Climate change has ready had disastrous effects on the world poorest communities. Extreme weather events, sea-level rise, drought, disruption of water and food supplies, and negative impacts on health, threaten the very possibility of escape from poverty and means that more people must struggle further to make ends meet.

Not all poor people will be affected equally by climate change. Women, who make up 70 percent of the world’s poor, depend more than men on natural resources that are threatened by climate change. Poor women also lack access to and control over natural resources, technologies, and credit. As a result, they are more vulnerable to seasonal and episodic weather and to natural disasters resulting from climate change.

Farmers, who are entirely dependent on weather patters and natural recourses for their livelihood, are also disproportionately affected by climate change. In fact, climate change presents one of the single greatest threats to food security in the poorest regions of the world. Scientific studies predict that yields from rain-fed agriculture in sub-Saharan Africa could be reduced by as much as 50 percent by 2020.

Climate change is forcing the world to acknowledge that there are ecological limits to economic growth, production and consumption. Developed and developing countries need to chart new low-carbon paths to development that protect inter-generational as well as intra-generational equity. Rich countries, and elites in poorer countries, need to substantially reduce their consumption so that poor people can increase their share of the world’s assets and resources, including ecological resources.

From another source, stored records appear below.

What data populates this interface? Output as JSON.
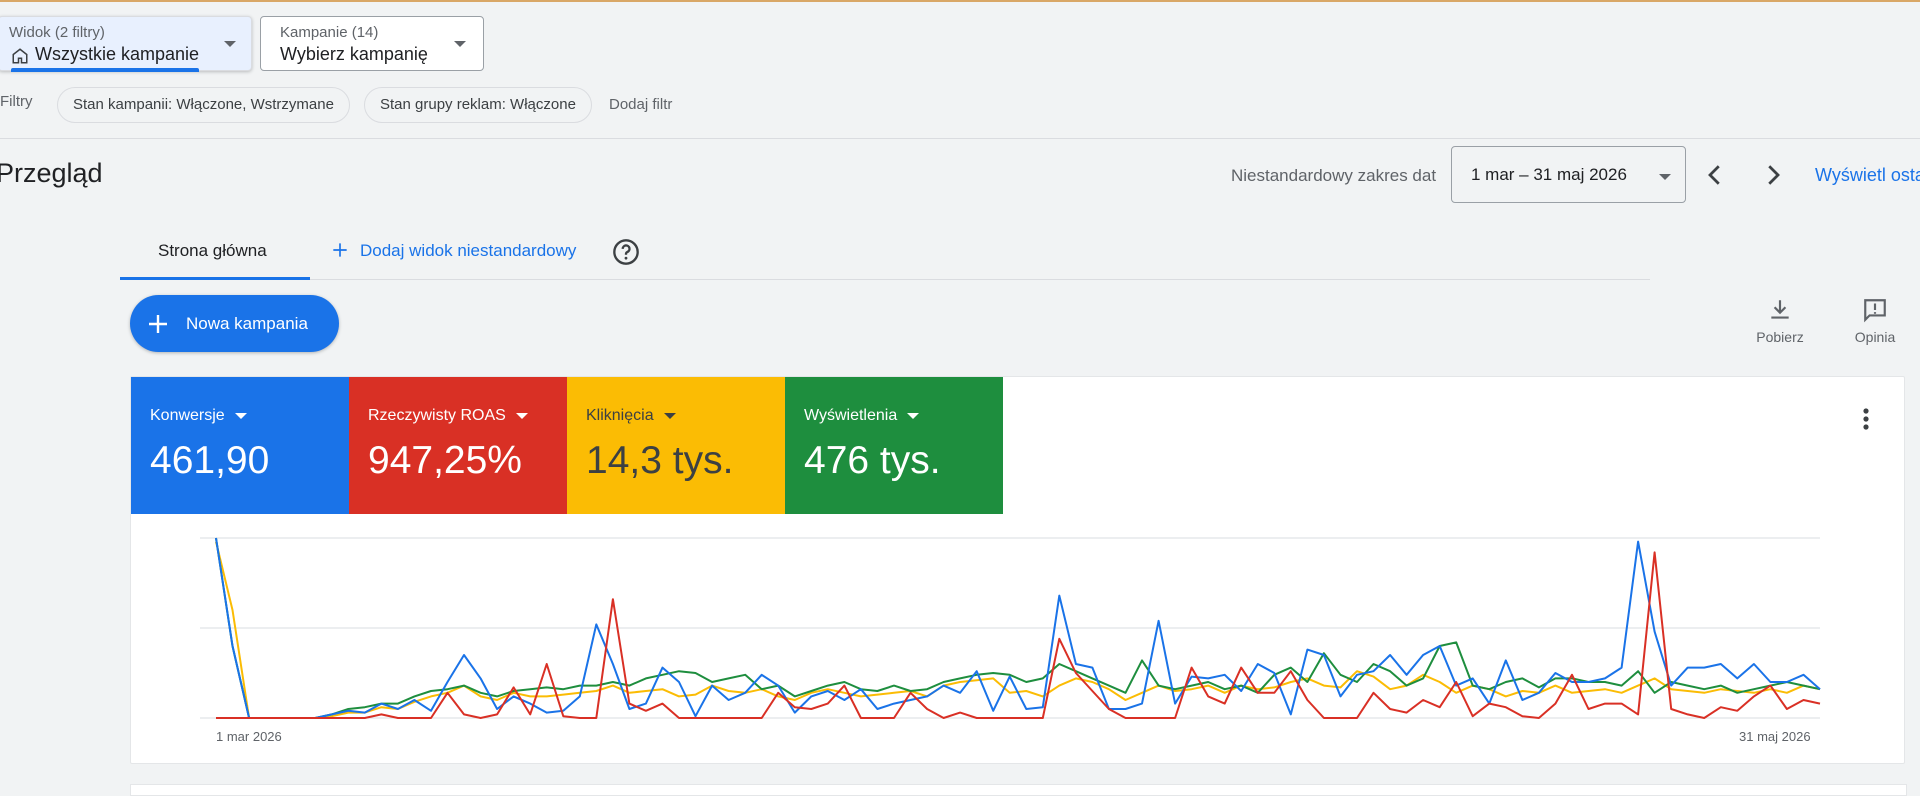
{
  "view_dropdown": {
    "label": "Widok (2 filtry)",
    "value": "Wszystkie kampanie",
    "icon": "home-icon"
  },
  "campaigns_dropdown": {
    "label": "Kampanie (14)",
    "value": "Wybierz kampanię"
  },
  "filters": {
    "label": "Filtry",
    "chips": [
      "Stan kampanii: Włączone, Wstrzymane",
      "Stan grupy reklam: Włączone"
    ],
    "add_label": "Dodaj filtr"
  },
  "page_title": "Przegląd",
  "date_range": {
    "label": "Niestandardowy zakres dat",
    "value": "1 mar – 31 maj 2026",
    "show_last": "Wyświetl osta"
  },
  "tabs": {
    "home": "Strona główna",
    "add_custom": "Dodaj widok niestandardowy"
  },
  "new_campaign_label": "Nowa kampania",
  "tools": {
    "download": "Pobierz",
    "feedback": "Opinia"
  },
  "metrics": [
    {
      "label": "Konwersje",
      "value": "461,90",
      "color": "#1a73e8"
    },
    {
      "label": "Rzeczywisty ROAS",
      "value": "947,25%",
      "color": "#d93025"
    },
    {
      "label": "Kliknięcia",
      "value": "14,3 tys.",
      "color": "#fbbc04"
    },
    {
      "label": "Wyświetlenia",
      "value": "476 tys.",
      "color": "#1e8e3e"
    }
  ],
  "chart_data": {
    "type": "line",
    "x_start": "1 mar 2026",
    "x_end": "31 maj 2026",
    "grid": true,
    "legend": "none",
    "series": [
      {
        "color": "#1a73e8",
        "values": [
          100,
          40,
          0,
          0,
          0,
          0,
          0,
          2,
          4,
          3,
          8,
          5,
          10,
          4,
          20,
          35,
          22,
          5,
          12,
          8,
          3,
          4,
          12,
          52,
          30,
          5,
          8,
          28,
          20,
          1,
          18,
          10,
          14,
          24,
          18,
          3,
          12,
          15,
          10,
          16,
          5,
          8,
          10,
          12,
          18,
          14,
          26,
          4,
          23,
          5,
          6,
          68,
          30,
          28,
          5,
          5,
          8,
          54,
          8,
          23,
          22,
          24,
          15,
          30,
          25,
          2,
          38,
          35,
          12,
          24,
          26,
          35,
          24,
          35,
          40,
          18,
          22,
          8,
          32,
          10,
          14,
          25,
          20,
          20,
          22,
          28,
          98,
          48,
          18,
          28,
          28,
          30,
          22,
          30,
          20,
          20,
          24,
          16
        ],
        "y_note": "relative share of chart height (0-100)"
      },
      {
        "color": "#d93025",
        "values": [
          0,
          0,
          0,
          0,
          0,
          0,
          0,
          0,
          0,
          0,
          2,
          0,
          0,
          0,
          14,
          2,
          0,
          2,
          17,
          2,
          30,
          1,
          0,
          0,
          66,
          8,
          4,
          8,
          0,
          0,
          0,
          0,
          0,
          0,
          14,
          6,
          5,
          8,
          18,
          0,
          0,
          0,
          14,
          5,
          0,
          3,
          0,
          0,
          0,
          0,
          0,
          44,
          25,
          15,
          5,
          0,
          0,
          0,
          0,
          28,
          12,
          8,
          28,
          14,
          14,
          26,
          10,
          0,
          0,
          0,
          14,
          5,
          3,
          10,
          6,
          20,
          1,
          8,
          6,
          1,
          0,
          8,
          24,
          5,
          8,
          8,
          2,
          92,
          5,
          2,
          0,
          6,
          4,
          12,
          18,
          5,
          10,
          8
        ],
        "y_note": "relative share of chart height (0-100)"
      },
      {
        "color": "#fbbc04",
        "values": [
          98,
          60,
          0,
          0,
          0,
          0,
          0,
          1,
          3,
          3,
          6,
          5,
          9,
          12,
          14,
          18,
          12,
          10,
          14,
          12,
          12,
          13,
          14,
          15,
          18,
          14,
          15,
          16,
          12,
          13,
          18,
          15,
          14,
          16,
          12,
          10,
          14,
          16,
          14,
          12,
          13,
          14,
          15,
          12,
          18,
          20,
          21,
          22,
          14,
          15,
          12,
          18,
          22,
          20,
          16,
          10,
          14,
          18,
          15,
          16,
          18,
          14,
          18,
          16,
          17,
          20,
          22,
          18,
          17,
          26,
          23,
          16,
          18,
          24,
          20,
          14,
          18,
          16,
          12,
          15,
          14,
          18,
          14,
          15,
          16,
          14,
          18,
          22,
          16,
          15,
          14,
          16,
          15,
          14,
          16,
          14,
          18,
          16
        ],
        "y_note": "relative share of chart height (0-100)"
      },
      {
        "color": "#1e8e3e",
        "values": [
          100,
          40,
          0,
          0,
          0,
          0,
          0,
          2,
          5,
          6,
          8,
          8,
          12,
          15,
          16,
          18,
          14,
          12,
          15,
          16,
          17,
          16,
          18,
          18,
          20,
          18,
          22,
          24,
          26,
          25,
          20,
          22,
          24,
          16,
          18,
          12,
          15,
          18,
          20,
          16,
          15,
          18,
          15,
          16,
          20,
          22,
          24,
          25,
          24,
          20,
          22,
          30,
          26,
          22,
          18,
          14,
          32,
          18,
          16,
          18,
          20,
          16,
          18,
          14,
          24,
          28,
          20,
          36,
          24,
          20,
          30,
          26,
          18,
          22,
          40,
          42,
          18,
          16,
          20,
          22,
          17,
          22,
          22,
          20,
          20,
          18,
          26,
          14,
          20,
          18,
          16,
          18,
          14,
          16,
          18,
          20,
          18,
          16
        ],
        "y_note": "relative share of chart height (0-100)"
      }
    ]
  }
}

ActionAid is working with some of the poorest communities around the world to help them cope with the effects of a changing climate. For example:

  • In countries across the globe, ActionAid is implementing sustainable agriculture programs based on the agro-ecological approach aiming to reduce vulnerability and increase resilience of poor farmers. Activities range from local water and soil conservation schemes to participatory breeding and dissemination of drought resistant seeds and micro irrigation schemes. More...
  • Within ActionAid’s human security theme ActionAid is carrying out research and program interventions aimed at enabling some of the poorest and most vulnerable communities adapt to the effects of climate change. More...

ActionAid is working with our partners in the global South to gain testimonies of what poor communities are already doing to adapt to climate change and what support is still needed. These testimonies for the basis of much of our advocacy work in the North.